Most original sources on Soviet military doctrine, policy, and strategy are available only in Russian. However, a good introduction to Soviet military thought, The Soviet Art of War, edited by Harriet F. Scott and William F. Scott, is a judicious combination of the editors' commentaries and of excerpts from translated writings of Soviet military authorities. Paul D. Kelley's Soviet General Doctrine for War, a 1987 publication of the United States Army Intelligence and Threat Analysis Center (USAITAC), contains a detailed treatment of Soviet military doctrine and military science. Students of Soviet tactics should also consider William P. Baxter's The Soviet Way of Warfare, in which the author discusses the offensive and defensive options of Soviet tactical combat. Michael MccGwire's Military Objectives in Soviet Foreign Policy offers a comprehensive overview of Soviet strategic and military objectives and of Soviet operational planning. Finally, the annual Department of Defense publication Soviet Military Power presents the official United States Department of Defense view of Soviet military developments.
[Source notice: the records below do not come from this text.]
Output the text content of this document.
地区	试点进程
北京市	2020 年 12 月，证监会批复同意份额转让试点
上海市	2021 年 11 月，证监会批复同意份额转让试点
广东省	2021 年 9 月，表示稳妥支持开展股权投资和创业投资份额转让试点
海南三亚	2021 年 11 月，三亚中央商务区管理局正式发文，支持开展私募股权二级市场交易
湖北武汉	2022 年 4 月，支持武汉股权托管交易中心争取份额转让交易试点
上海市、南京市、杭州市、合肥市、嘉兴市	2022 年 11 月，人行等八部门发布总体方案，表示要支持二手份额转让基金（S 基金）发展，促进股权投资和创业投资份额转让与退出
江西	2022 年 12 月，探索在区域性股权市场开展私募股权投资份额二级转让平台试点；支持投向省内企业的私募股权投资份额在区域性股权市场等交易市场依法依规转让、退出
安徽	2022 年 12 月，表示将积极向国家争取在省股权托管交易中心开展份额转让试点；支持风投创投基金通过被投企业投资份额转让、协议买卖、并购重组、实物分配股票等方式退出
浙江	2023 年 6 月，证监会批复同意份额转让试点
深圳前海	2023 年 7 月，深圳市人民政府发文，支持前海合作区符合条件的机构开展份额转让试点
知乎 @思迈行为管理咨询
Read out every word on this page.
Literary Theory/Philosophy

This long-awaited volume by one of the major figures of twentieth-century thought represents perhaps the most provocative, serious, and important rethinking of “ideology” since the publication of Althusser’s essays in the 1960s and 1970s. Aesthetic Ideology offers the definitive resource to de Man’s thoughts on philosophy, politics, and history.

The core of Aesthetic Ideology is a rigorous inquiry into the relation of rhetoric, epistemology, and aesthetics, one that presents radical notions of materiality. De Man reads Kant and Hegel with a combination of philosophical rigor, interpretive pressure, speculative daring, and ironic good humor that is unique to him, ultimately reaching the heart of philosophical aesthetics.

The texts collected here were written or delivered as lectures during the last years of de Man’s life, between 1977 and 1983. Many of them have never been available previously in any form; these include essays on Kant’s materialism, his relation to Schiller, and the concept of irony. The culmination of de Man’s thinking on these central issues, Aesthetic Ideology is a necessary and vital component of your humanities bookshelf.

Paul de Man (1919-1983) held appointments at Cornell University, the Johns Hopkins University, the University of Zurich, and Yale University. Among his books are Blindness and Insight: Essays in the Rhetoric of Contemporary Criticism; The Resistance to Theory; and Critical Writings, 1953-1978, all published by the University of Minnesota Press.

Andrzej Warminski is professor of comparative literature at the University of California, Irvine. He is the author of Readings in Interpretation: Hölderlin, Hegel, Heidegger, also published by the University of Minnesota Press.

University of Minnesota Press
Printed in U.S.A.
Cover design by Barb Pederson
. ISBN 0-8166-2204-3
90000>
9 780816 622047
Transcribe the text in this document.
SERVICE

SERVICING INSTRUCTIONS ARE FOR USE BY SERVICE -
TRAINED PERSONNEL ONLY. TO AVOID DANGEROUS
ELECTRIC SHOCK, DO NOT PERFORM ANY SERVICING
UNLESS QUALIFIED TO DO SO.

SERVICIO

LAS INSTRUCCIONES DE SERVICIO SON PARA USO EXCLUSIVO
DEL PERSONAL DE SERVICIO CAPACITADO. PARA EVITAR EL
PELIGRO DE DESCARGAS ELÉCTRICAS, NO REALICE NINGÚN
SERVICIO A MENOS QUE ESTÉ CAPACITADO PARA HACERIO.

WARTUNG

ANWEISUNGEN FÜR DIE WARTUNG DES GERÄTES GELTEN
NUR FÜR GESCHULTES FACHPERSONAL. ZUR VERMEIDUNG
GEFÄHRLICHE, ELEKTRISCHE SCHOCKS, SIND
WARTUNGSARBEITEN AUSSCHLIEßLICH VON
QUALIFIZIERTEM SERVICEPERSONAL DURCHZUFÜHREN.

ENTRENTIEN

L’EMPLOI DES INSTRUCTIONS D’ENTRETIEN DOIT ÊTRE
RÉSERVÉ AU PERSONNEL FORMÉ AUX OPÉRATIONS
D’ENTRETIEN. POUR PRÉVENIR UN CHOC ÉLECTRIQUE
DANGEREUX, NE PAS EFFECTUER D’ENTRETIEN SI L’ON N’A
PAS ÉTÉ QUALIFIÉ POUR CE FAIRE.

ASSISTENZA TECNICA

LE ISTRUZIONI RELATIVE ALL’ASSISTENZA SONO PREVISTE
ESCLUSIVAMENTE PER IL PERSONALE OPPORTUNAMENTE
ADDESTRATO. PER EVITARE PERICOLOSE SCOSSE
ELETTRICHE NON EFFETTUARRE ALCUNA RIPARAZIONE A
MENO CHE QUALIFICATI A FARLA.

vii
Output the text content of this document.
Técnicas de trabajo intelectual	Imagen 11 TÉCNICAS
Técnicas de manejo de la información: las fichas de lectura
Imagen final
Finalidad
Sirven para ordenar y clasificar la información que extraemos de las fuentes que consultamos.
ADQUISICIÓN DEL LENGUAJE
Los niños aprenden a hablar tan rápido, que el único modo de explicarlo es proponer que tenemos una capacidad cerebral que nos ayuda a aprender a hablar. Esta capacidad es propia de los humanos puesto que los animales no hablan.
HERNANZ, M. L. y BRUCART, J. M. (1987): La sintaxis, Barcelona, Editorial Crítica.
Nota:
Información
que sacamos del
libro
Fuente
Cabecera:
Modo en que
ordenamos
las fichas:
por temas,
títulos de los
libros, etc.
For the reader who would like to study Soviet military thought, the United States Air Force series of translations of Soviet military monographs is invaluable. Among the most illuminating and thought-provoking in the series are the l972 translation of the l968 classic, Marxism-Leninism on War and the Army, and the controversial Basic Principles of Operational Art and Tactics by V. E. Savkin. Although the heavy nuclear emphasis in both works appeared outdated in the 1980s, the doctrinal tenets and many of the strategic and operational concepts remained valid. Scientific-Technical Progress and the Revolution in Military Affairs edited by N.A. Lomovand, published in l973, is an important reminder that nuclear weapons were only a stage in the technological revolution and that other revolutionary developments may follow. (For further information and complete citations, see Bibliography.)